My Lords, the noble Lord, Lord Brooke, raises an important issue. Obesity is now a major UK health problem, and excess sugar consumption is a major cause, with significant sugar content in too much of our food. I confess to being somewhat of a sugar addict myself—corrected by my wife, but I still love chocolates and three spoonfuls of sugar in my coffee.

One of the issues that we need to be aware of as we look at how to tackle sugar levels is that, although we have seen a reduction in sugar in drinks and in many food products over the years, a concern that is often raised is whether the sweeteners have unintended consequences that also cause health issues. We have to consider all the evidence when we look at the measures that we introduce.

My Lords, can the Minister comment on the proposed relationship between high-carbohydrate consumption—which is what sugar is—and deprivation?

I always turn to the noble Lord for his experience and advice. It is well known that diabetics, for example, do not look at their sugar content but at their intake of carbohydrates when looking at their diet. I say this as someone whose family has both type 1 and type 2 diabetics, so I understand this issue. I would welcome more information from the noble Lord.

My Lords, since its introduction in 2018, the sugar tax on soft drinks has successfully reduced sugar intake and raised more than £880 million, which the Government had promised to spend on tackling childhood obesity. However, it is no longer directly linked to any specific programmes, nor to departmental spending. Can the Minister explain this turnaround to your Lordships’ House, and what assessment has been made of the effect on public confidence that similar taxes will be dedicated to expenditure on improving people’s health?

I thank the noble Baroness for raising the success so far of the programme in reducing sugar in drinks. Between 2015 and 2019, we saw a 44% reduction in sales-weighted average total sugar in retailer and manufacturer-branded drinks subject to the soft drinks industry levy. The money raised through the soft drinks industry levy was not linked to any specific programmes or departmental spending.
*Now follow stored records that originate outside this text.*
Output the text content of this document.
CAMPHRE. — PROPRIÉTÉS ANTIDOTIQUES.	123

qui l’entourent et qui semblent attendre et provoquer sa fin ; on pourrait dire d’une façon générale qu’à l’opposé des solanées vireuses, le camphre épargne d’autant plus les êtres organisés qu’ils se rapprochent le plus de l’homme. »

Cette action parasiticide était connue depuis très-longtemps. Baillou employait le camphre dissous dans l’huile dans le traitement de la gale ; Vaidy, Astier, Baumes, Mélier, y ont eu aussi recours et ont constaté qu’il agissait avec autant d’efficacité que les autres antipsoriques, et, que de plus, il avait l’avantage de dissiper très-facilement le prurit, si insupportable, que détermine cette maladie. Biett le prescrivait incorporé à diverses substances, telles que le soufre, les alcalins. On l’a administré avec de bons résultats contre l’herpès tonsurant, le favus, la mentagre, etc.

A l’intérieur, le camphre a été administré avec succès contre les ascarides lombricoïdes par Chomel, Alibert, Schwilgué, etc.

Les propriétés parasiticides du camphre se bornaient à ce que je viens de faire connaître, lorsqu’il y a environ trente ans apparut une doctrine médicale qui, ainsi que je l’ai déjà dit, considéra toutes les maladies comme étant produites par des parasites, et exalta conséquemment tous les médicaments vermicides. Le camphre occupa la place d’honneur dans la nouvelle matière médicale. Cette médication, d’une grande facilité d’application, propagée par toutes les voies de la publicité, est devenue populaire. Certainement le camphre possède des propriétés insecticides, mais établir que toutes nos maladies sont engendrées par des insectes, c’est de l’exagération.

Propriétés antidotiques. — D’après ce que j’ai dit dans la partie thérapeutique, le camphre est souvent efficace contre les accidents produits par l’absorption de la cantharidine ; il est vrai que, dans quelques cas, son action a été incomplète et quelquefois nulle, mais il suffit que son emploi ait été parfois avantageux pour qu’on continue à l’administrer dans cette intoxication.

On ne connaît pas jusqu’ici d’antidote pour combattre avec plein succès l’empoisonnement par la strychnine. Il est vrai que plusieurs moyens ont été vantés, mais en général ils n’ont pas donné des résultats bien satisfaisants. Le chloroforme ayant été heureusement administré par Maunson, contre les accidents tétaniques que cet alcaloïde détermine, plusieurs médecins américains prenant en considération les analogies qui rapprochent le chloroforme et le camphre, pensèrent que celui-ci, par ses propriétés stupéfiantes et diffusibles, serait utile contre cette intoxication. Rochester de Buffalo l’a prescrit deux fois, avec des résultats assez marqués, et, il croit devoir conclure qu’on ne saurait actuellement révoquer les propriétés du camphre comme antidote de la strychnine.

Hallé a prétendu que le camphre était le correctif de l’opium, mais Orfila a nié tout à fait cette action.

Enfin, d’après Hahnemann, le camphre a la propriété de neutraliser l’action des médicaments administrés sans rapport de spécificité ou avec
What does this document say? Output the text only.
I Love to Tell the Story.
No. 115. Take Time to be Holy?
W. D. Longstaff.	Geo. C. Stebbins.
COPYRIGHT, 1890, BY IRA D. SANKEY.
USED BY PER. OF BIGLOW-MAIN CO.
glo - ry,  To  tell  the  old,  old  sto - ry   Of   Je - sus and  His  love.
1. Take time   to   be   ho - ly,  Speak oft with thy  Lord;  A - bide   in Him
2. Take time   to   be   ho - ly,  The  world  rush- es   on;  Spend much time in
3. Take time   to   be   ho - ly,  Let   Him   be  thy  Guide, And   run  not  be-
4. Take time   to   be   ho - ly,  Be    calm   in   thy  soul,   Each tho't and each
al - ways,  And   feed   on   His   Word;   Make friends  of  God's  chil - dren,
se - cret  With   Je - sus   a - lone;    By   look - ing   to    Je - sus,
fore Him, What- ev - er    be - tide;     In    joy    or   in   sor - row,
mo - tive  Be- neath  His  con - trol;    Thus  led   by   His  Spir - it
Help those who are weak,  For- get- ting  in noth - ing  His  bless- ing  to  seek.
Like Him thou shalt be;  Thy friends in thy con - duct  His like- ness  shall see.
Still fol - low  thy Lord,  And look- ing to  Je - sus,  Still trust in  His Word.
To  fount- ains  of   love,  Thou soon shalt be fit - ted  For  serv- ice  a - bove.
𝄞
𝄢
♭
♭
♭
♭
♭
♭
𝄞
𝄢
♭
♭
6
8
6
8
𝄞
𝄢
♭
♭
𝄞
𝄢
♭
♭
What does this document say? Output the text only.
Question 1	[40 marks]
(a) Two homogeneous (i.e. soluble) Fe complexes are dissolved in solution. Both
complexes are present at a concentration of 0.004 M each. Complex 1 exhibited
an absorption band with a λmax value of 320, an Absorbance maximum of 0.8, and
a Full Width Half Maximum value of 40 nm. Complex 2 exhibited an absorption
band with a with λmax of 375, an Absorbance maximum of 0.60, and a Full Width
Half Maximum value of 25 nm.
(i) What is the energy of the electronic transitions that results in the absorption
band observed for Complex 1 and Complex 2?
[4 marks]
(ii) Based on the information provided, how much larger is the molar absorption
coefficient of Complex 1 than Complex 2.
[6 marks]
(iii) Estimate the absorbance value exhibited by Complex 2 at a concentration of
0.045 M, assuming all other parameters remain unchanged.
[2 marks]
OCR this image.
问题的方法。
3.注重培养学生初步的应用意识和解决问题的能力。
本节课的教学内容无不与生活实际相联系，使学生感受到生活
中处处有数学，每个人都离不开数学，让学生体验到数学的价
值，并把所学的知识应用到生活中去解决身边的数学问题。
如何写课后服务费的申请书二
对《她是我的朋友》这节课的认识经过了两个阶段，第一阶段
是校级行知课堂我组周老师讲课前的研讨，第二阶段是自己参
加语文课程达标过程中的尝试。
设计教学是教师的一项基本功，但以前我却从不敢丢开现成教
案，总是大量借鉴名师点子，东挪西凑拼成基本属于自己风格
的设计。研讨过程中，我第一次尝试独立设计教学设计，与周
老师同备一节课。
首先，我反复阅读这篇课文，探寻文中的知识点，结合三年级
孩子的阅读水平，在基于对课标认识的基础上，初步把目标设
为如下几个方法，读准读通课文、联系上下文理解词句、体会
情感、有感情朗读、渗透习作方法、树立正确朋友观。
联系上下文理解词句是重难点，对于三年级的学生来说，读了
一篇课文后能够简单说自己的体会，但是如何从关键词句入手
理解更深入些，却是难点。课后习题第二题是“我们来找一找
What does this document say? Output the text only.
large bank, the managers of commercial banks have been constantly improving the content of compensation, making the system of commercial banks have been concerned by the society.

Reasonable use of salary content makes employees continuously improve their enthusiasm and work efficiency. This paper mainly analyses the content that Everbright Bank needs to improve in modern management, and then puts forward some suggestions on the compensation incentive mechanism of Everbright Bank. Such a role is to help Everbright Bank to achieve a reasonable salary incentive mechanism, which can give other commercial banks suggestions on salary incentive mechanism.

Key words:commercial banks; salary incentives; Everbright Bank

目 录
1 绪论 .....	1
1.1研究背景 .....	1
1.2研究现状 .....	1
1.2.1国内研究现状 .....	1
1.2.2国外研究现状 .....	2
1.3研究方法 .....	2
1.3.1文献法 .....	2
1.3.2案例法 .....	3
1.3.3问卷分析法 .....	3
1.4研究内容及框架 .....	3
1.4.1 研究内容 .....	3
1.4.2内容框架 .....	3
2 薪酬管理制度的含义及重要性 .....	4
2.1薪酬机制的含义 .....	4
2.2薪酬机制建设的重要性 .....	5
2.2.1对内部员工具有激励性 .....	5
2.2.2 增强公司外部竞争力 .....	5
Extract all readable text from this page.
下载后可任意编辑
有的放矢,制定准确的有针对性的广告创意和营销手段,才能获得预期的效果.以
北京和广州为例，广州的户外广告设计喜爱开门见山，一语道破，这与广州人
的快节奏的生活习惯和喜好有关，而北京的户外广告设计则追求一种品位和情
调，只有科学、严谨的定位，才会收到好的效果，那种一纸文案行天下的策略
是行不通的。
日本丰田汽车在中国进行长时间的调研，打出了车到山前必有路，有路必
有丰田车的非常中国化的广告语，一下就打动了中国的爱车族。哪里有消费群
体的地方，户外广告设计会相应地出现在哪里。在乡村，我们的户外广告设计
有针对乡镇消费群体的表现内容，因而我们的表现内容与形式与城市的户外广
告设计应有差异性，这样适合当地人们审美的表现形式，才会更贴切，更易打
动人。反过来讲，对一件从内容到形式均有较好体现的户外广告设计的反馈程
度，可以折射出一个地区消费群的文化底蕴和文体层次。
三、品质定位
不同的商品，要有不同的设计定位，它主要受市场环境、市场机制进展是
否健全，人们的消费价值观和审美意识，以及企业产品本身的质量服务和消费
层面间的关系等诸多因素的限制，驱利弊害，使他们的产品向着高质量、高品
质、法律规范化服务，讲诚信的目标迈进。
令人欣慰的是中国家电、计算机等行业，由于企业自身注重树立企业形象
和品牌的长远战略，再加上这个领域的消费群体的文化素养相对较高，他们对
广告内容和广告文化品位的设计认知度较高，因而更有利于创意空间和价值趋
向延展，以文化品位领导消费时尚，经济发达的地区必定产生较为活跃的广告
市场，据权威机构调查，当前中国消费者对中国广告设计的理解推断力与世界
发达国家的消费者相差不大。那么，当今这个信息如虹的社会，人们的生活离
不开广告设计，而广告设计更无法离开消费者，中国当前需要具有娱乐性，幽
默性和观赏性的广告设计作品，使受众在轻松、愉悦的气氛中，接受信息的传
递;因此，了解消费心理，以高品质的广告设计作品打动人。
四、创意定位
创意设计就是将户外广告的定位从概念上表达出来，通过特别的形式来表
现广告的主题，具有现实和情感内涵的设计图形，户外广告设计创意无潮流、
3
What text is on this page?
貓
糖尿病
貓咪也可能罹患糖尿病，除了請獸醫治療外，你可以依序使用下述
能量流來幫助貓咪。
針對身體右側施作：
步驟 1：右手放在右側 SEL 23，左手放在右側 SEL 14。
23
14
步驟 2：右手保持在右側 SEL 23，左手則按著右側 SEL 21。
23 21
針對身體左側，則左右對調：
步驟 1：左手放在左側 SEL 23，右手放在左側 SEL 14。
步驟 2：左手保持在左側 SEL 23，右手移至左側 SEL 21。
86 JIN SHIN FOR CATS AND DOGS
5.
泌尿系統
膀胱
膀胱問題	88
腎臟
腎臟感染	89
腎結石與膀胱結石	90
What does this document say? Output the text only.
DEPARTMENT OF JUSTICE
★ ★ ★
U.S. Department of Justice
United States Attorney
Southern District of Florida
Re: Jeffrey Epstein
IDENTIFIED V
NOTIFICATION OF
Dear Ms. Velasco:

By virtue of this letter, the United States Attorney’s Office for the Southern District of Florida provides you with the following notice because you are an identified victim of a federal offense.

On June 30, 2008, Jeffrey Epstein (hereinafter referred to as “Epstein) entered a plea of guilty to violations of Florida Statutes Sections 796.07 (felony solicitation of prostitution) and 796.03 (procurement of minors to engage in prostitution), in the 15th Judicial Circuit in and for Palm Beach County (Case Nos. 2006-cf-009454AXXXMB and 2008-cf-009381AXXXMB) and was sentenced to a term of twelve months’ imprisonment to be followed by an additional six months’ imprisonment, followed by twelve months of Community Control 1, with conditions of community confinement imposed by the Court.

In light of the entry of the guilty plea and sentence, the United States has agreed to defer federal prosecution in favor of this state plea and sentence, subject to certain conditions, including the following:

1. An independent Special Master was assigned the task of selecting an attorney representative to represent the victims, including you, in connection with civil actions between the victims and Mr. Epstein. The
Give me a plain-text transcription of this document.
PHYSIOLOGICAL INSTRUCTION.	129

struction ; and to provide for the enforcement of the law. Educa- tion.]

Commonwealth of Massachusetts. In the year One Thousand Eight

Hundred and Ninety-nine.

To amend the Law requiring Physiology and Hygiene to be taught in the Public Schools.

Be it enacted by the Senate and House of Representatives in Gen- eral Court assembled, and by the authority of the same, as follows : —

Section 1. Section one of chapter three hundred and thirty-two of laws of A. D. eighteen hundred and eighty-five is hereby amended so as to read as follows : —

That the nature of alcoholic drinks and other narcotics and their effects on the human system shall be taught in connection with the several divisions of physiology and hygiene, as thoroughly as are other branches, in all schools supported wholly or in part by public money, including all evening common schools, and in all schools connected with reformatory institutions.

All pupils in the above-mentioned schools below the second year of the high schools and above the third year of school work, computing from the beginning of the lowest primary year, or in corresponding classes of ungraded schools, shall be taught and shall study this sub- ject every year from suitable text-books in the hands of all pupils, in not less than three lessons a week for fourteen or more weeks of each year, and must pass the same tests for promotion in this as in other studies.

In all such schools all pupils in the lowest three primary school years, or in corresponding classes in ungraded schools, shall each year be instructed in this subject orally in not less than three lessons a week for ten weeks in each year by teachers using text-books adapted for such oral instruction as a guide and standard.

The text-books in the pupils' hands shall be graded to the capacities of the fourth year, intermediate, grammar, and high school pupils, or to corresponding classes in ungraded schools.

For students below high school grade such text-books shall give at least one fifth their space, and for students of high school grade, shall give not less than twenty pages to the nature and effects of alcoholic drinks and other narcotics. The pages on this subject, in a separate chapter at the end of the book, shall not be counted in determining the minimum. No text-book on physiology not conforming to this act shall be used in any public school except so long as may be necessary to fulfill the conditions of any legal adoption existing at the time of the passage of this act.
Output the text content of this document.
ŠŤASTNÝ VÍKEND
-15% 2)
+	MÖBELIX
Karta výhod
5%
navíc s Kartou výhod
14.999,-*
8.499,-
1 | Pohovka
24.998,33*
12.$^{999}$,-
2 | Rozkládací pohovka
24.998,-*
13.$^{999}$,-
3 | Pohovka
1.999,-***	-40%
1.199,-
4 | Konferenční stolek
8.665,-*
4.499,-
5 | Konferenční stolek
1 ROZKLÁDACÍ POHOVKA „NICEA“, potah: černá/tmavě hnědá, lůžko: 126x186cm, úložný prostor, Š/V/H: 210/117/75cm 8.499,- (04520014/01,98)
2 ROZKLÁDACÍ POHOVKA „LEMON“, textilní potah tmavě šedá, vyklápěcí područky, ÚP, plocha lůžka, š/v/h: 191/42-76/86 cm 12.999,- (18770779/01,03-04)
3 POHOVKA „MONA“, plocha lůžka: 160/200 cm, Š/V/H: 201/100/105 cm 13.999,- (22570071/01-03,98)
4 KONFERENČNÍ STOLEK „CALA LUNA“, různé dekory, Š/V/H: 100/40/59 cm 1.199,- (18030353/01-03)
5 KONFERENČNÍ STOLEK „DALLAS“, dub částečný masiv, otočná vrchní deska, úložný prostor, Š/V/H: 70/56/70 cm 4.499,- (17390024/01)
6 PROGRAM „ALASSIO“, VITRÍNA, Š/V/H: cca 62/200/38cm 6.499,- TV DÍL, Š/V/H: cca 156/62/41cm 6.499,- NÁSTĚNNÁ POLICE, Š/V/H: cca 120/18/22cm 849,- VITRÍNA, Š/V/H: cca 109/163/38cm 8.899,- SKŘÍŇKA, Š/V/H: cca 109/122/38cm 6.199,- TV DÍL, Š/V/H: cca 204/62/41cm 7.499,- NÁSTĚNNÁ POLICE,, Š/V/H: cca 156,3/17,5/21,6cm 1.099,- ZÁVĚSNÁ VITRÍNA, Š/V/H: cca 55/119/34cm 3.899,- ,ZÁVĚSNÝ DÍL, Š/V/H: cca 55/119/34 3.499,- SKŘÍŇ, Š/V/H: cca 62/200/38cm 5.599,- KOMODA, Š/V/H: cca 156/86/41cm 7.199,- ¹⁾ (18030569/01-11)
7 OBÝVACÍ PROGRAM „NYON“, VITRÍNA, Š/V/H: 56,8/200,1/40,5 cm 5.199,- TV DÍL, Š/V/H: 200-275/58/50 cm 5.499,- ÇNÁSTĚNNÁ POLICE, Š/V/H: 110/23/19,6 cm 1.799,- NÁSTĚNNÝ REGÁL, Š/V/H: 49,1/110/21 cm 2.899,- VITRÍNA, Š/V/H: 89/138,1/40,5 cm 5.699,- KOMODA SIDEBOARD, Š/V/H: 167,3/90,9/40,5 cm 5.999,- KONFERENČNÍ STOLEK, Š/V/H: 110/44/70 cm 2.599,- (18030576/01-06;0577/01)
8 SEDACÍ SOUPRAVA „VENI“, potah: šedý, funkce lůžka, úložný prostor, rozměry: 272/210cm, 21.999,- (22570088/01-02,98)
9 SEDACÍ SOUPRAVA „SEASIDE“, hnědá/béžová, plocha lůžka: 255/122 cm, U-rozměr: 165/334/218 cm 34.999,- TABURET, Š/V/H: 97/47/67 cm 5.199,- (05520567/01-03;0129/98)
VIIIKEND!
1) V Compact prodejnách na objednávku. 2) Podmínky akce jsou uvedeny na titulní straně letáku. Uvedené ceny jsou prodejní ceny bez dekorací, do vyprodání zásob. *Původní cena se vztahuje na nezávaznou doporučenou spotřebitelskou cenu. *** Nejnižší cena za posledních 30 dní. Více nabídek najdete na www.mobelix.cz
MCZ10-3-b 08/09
As the noble Baroness will be aware, departmental spend is allocated through spending reviews by the Treasury, and there is quite often some scepticism over hypothec—sorry, probably too much sugar, or not enough sugar—or hypothecated taxes, but we are committed to tackling childhood obesity through a number of different programmes.

My Lords, does the Minister agree that the problem is not just sugar but the fact that people are putting too many calories of all sorts in their mouth? The real answer to the obesity epidemic and the Covid problem is to reduce the total number of calories going into the mouth. If your waist measurement is more than half your height, you are eating too much of the gross national product.

I thank my noble friend for that catchy slogan; I wonder whether we could use it in some of our campaigns. As he rightly says, it is not just sugar. There are concerns about ultra-processed foods, for example, but also the size of portions. Many noble Lords will be aware that, for some simple products, the portion sizes have increased over the years, and if you want to get a small portion you have to either buy something and share it with someone or throw away half of it. We are looking at all these measures to make sure that our diets are healthier, that we have the right balance with smaller portions and that people are doing exercise. It is one thing is to consume those calories but another to burn them off.

My Lords, the Government buy 5% of the calories eaten every day; that is a figure from Henry Dimbleby. Does the Minister agree that the Government must do a lot more in a co-ordinated way to use government procurement in schools, hospitals, prisons and other institutions to ensure that the food available to people has far less sugar in it and, ideally, includes fresh fruit and vegetables rather than ultra-processed food?

I thank the noble Baroness for her recommendations for the sort of healthy diet we should have. She is absolutely right that, when government expects people to reduce their consumption of unhealthy food, it should set the way and lead by example. We are therefore looking at how we change diets in schools and across the public sector.